If one feels no challenge from Robinson’s essays, one is not thinking hard enough. If one finds nothing in them to disagree violently with, he is perhaps overawed by her credentials. Some of what she writes about the Cold War in “Austerity as Ideology” seems willfully naive. (“Each side proposed a way of life that was claimed to maximize human happiness,” she writes. One is tempted to say that, on the strength of the evidence, only one side had a right to believe it was correct.) The “imaginative love for people we do not know” which she touts, in “Imagination and Community,” as a prerequisite of good fiction and good citizenship, can seem as reflexive as suspicion, albeit riskier. She writes that “our great public education system is being starved,” which is, unless she is talking about something other than money, preposterous. Her desire to write for the ages can nudge her style toward affectation. Surely she is aware that “those tall highway signs that usually advertise hardware sales and dinner specials” are called, by the Americans for whom she feels such imaginative love, “billboards.”

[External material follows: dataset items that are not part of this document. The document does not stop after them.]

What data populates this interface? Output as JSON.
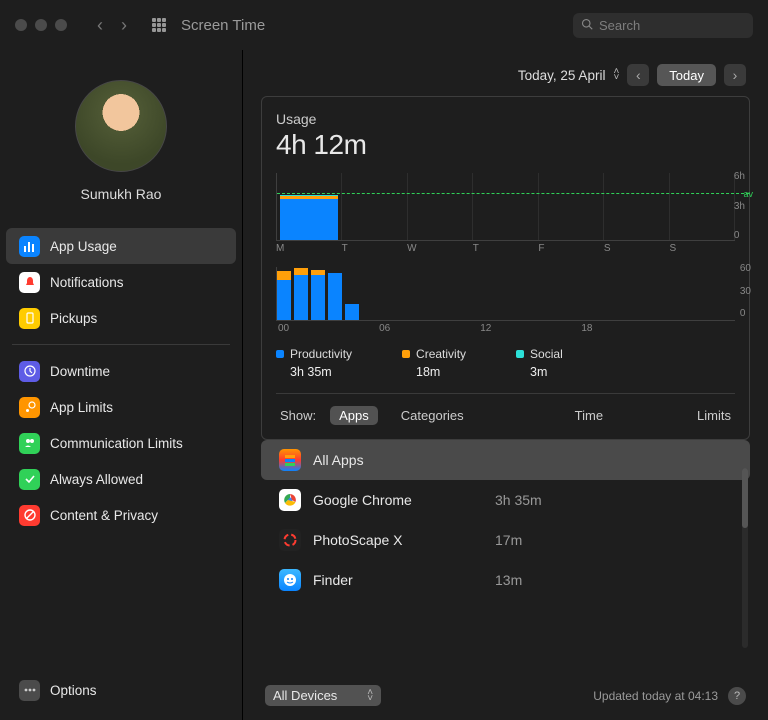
{
  "window": {
    "title": "Screen Time",
    "search_placeholder": "Search"
  },
  "profile": {
    "name": "Sumukh Rao"
  },
  "sidebar": {
    "sections": [
      [
        {
          "label": "App Usage",
          "icon": "app-usage-icon",
          "color": "#0a84ff"
        },
        {
          "label": "Notifications",
          "icon": "notifications-icon",
          "color": "#ff3b30"
        },
        {
          "label": "Pickups",
          "icon": "pickups-icon",
          "color": "#ffcc00"
        }
      ],
      [
        {
          "label": "Downtime",
          "icon": "downtime-icon",
          "color": "#5e5ce6"
        },
        {
          "label": "App Limits",
          "icon": "app-limits-icon",
          "color": "#ff9500"
        },
        {
          "label": "Communication Limits",
          "icon": "communication-limits-icon",
          "color": "#30d158"
        },
        {
          "label": "Always Allowed",
          "icon": "always-allowed-icon",
          "color": "#30d158"
        },
        {
          "label": "Content & Privacy",
          "icon": "content-privacy-icon",
          "color": "#ff3b30"
        }
      ]
    ],
    "options_label": "Options"
  },
  "header": {
    "date": "Today, 25 April",
    "today_button": "Today"
  },
  "usage": {
    "label": "Usage",
    "total": "4h 12m"
  },
  "legend": [
    {
      "name": "Productivity",
      "color": "#0a84ff",
      "time": "3h 35m"
    },
    {
      "name": "Creativity",
      "color": "#ff9f0a",
      "time": "18m"
    },
    {
      "name": "Social",
      "color": "#2ce0d8",
      "time": "3m"
    }
  ],
  "show_tabs": {
    "label": "Show:",
    "apps": "Apps",
    "categories": "Categories",
    "time": "Time",
    "limits": "Limits"
  },
  "apps": [
    {
      "name": "All Apps",
      "time": ""
    },
    {
      "name": "Google Chrome",
      "time": "3h 35m"
    },
    {
      "name": "PhotoScape X",
      "time": "17m"
    },
    {
      "name": "Finder",
      "time": "13m"
    }
  ],
  "footer": {
    "devices": "All Devices",
    "updated": "Updated today at 04:13"
  },
  "chart_data": {
    "week_chart": {
      "type": "bar",
      "ylabel": "hours",
      "ylim": [
        0,
        6
      ],
      "yticks": [
        6,
        3,
        0
      ],
      "avg_label": "av",
      "average_hours": 4.2,
      "categories": [
        "M",
        "T",
        "W",
        "T",
        "F",
        "S",
        "S"
      ],
      "series": [
        {
          "name": "Productivity",
          "color": "#0a84ff",
          "values": [
            3.6,
            0,
            0,
            0,
            0,
            0,
            0
          ]
        },
        {
          "name": "Creativity",
          "color": "#ff9f0a",
          "values": [
            0.3,
            0,
            0,
            0,
            0,
            0,
            0
          ]
        },
        {
          "name": "Social",
          "color": "#2ce0d8",
          "values": [
            0.05,
            0,
            0,
            0,
            0,
            0,
            0
          ]
        }
      ]
    },
    "hour_chart": {
      "type": "bar",
      "ylabel": "minutes",
      "ylim": [
        0,
        60
      ],
      "yticks": [
        60,
        30,
        0
      ],
      "x": [
        0,
        1,
        2,
        3,
        4
      ],
      "xticks": [
        "00",
        "06",
        "12",
        "18"
      ],
      "series": [
        {
          "name": "Productivity",
          "color": "#0a84ff",
          "values": [
            44,
            50,
            50,
            52,
            18
          ]
        },
        {
          "name": "Creativity",
          "color": "#ff9f0a",
          "values": [
            10,
            8,
            6,
            0,
            0
          ]
        },
        {
          "name": "Social",
          "color": "#2ce0d8",
          "values": [
            0,
            0,
            0,
            0,
            0
          ]
        }
      ]
    }
  }
}
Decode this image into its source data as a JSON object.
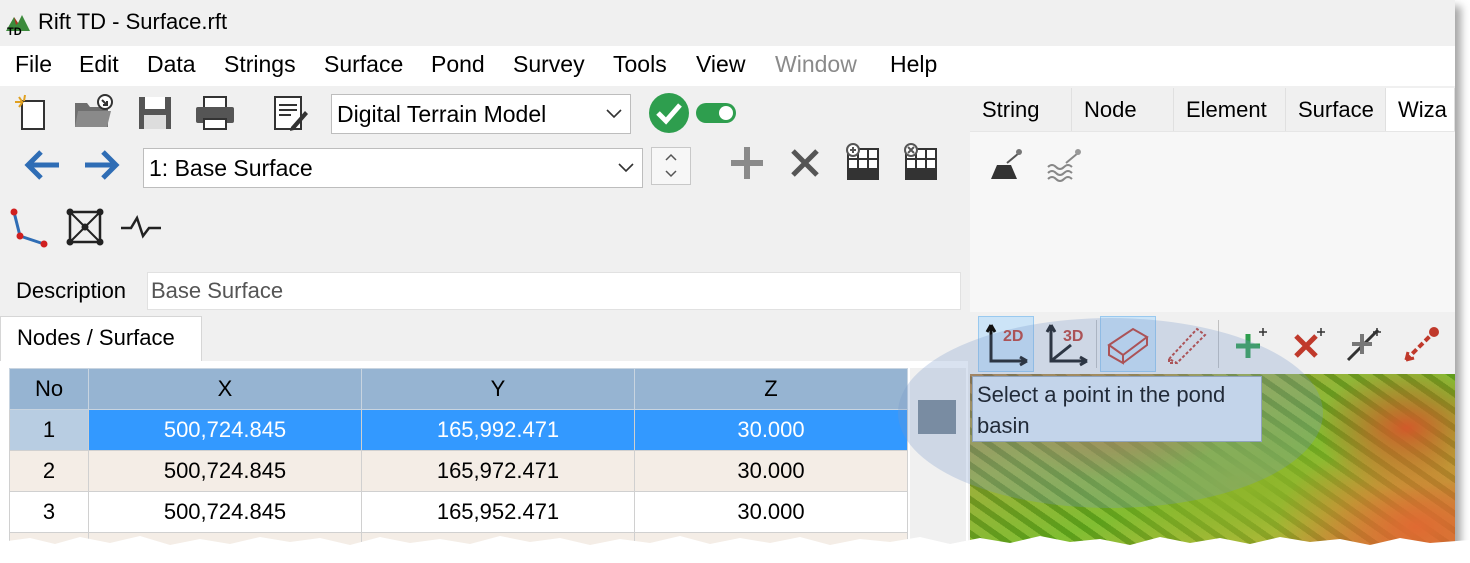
{
  "window": {
    "title": "Rift TD - Surface.rft",
    "logo_icon": "rift-td-logo-icon"
  },
  "menu": [
    {
      "label": "File",
      "enabled": true
    },
    {
      "label": "Edit",
      "enabled": true
    },
    {
      "label": "Data",
      "enabled": true
    },
    {
      "label": "Strings",
      "enabled": true
    },
    {
      "label": "Surface",
      "enabled": true
    },
    {
      "label": "Pond",
      "enabled": true
    },
    {
      "label": "Survey",
      "enabled": true
    },
    {
      "label": "Tools",
      "enabled": true
    },
    {
      "label": "View",
      "enabled": true
    },
    {
      "label": "Window",
      "enabled": false
    },
    {
      "label": "Help",
      "enabled": true
    }
  ],
  "toolbar": {
    "model_select": "Digital Terrain Model",
    "surface_select": "1: Base Surface",
    "icons": [
      "new-file-icon",
      "open-folder-icon",
      "save-icon",
      "print-icon",
      "edit-notes-icon",
      "green-check-icon",
      "toggle-switch-icon",
      "back-arrow-icon",
      "forward-arrow-icon",
      "spin-up-icon",
      "spin-down-icon",
      "add-icon",
      "delete-icon",
      "add-grid-icon",
      "remove-grid-icon",
      "polyline-icon",
      "triangle-mesh-icon",
      "profile-line-icon"
    ],
    "toggle_on": true
  },
  "description": {
    "label": "Description",
    "value": "Base Surface"
  },
  "left_tab": "Nodes / Surface",
  "grid": {
    "columns": [
      "No",
      "X",
      "Y",
      "Z"
    ],
    "rows": [
      {
        "no": "1",
        "x": "500,724.845",
        "y": "165,992.471",
        "z": "30.000",
        "selected": true
      },
      {
        "no": "2",
        "x": "500,724.845",
        "y": "165,972.471",
        "z": "30.000",
        "selected": false
      },
      {
        "no": "3",
        "x": "500,724.845",
        "y": "165,952.471",
        "z": "30.000",
        "selected": false
      }
    ]
  },
  "right_tabs": [
    {
      "label": "String"
    },
    {
      "label": "Node"
    },
    {
      "label": "Element"
    },
    {
      "label": "Surface"
    },
    {
      "label": "Wiza",
      "active": true
    }
  ],
  "wizard_icons": [
    "pond-volume-icon",
    "pond-water-level-icon"
  ],
  "view_toolbar": {
    "buttons": [
      {
        "icon": "view-2d-icon",
        "label": "2D",
        "active": true
      },
      {
        "icon": "view-3d-icon",
        "label": "3D",
        "active": false
      },
      {
        "icon": "solid-box-icon",
        "active": true
      },
      {
        "icon": "wire-box-icon",
        "active": false
      },
      {
        "icon": "add-point-icon",
        "active": false
      },
      {
        "icon": "delete-point-icon",
        "active": false
      },
      {
        "icon": "insert-point-icon",
        "active": false
      },
      {
        "icon": "pick-point-arrow-icon",
        "active": false
      }
    ]
  },
  "tooltip": "Select a point in the pond basin",
  "colors": {
    "selection": "#3399ff",
    "header": "#96b4d2",
    "alt_row": "#f4ede6",
    "tooltip_bg": "#e1ecf7",
    "accent_red": "#c0392b",
    "accent_green": "#2e9e4e",
    "accent_blue": "#2f6db5"
  }
}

One could go on, but one’s complaints would only underscore Robinson’s great strengths: independence and eccentricity. She argues that the language of public life is impoverished, that it has lost its “character of generosity” and “largeness of spirit.” She ought to add that, straitened by caution or fear, it has lost a certain quality of strangeness, too. Robinson, though some of her views are well known, is never predictable, for her discipline is to look at every question as though she were considering it for the first time. It is impossible not to be fortified and enlarged by a few hundred pages in her company.